Fabric IQ is part of a broader Microsoft IQ initiative — three intelligence layers designed to power the agentic enterprise:

Intelligence LayerScopePurpose
Work IQMicrosoft 365Intelligence across documents, emails, meetings — understands how work gets done and powers Copilot agents
Fabric IQMicrosoft FabricSemantic intelligence over business data — ontology, metrics, business rules, and data/operations agents
Foundry IQAzure AI FoundryAI model intelligence — model context, grounding, and evaluation for building custom AI solutions

Getting Started with Fabric IQ

Step 1: Audit Your Semantic Models

Identify your most trusted Power BI semantic models — these are the foundation. Ensure they have clear metric definitions, proper relationships, and endorsement (Certified status).

Step 2: Define Your Ontology

Start small — model 2-3 core entities (e.g., Customer, Order, Product) and their relationships.
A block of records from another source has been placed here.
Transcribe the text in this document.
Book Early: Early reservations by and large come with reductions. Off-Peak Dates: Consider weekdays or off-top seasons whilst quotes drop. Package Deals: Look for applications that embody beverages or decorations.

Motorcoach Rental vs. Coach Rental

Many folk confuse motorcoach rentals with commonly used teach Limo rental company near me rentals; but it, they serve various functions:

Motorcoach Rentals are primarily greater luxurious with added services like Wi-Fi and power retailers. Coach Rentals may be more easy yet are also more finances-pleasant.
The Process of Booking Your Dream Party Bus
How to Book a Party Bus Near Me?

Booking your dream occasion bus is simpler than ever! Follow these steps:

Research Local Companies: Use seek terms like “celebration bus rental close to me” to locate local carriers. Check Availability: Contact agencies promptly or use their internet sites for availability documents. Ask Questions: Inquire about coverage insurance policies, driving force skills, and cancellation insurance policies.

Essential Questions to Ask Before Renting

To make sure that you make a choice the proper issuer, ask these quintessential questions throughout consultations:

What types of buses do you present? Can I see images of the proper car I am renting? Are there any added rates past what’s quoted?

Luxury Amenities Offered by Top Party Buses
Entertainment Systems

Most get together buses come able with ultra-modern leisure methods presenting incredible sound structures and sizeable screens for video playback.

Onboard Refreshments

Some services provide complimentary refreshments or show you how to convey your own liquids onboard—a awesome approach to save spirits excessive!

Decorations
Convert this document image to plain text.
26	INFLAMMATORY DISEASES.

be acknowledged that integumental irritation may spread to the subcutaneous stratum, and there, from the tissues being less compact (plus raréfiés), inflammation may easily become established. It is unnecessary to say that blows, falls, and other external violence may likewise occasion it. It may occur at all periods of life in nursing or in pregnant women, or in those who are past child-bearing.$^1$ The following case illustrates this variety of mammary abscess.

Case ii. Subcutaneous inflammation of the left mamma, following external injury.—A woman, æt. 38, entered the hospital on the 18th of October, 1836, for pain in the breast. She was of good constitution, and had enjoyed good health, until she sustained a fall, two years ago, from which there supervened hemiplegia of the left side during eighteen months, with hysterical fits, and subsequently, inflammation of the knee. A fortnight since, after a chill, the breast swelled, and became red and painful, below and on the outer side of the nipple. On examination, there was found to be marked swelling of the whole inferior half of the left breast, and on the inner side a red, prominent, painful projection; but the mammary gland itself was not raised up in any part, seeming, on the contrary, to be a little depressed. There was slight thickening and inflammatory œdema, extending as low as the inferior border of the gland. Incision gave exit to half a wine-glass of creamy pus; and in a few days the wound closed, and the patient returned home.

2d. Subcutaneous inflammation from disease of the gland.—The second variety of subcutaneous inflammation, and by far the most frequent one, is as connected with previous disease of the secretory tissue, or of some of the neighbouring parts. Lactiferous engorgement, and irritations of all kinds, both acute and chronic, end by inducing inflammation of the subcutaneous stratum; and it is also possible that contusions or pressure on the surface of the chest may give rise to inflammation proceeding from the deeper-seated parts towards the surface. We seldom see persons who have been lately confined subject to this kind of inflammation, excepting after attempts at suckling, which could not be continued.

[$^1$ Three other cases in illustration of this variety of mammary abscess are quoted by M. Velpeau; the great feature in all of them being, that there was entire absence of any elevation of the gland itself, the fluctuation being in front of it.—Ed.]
Use the no-code Ontology Project tools to build your first business model.

Step 3: Create a Data Agent

Build a Data Agent grounded in your ontology. Test it with business questions your teams frequently ask. Validate that answers align with your established metric definitions.

Step 4: Pilot an Operations Agent

Choose a low-risk, high-frequency operational workflow (e.g., inventory alerts, report distribution). Configure guardrails, approval thresholds, and monitoring before expanding scope.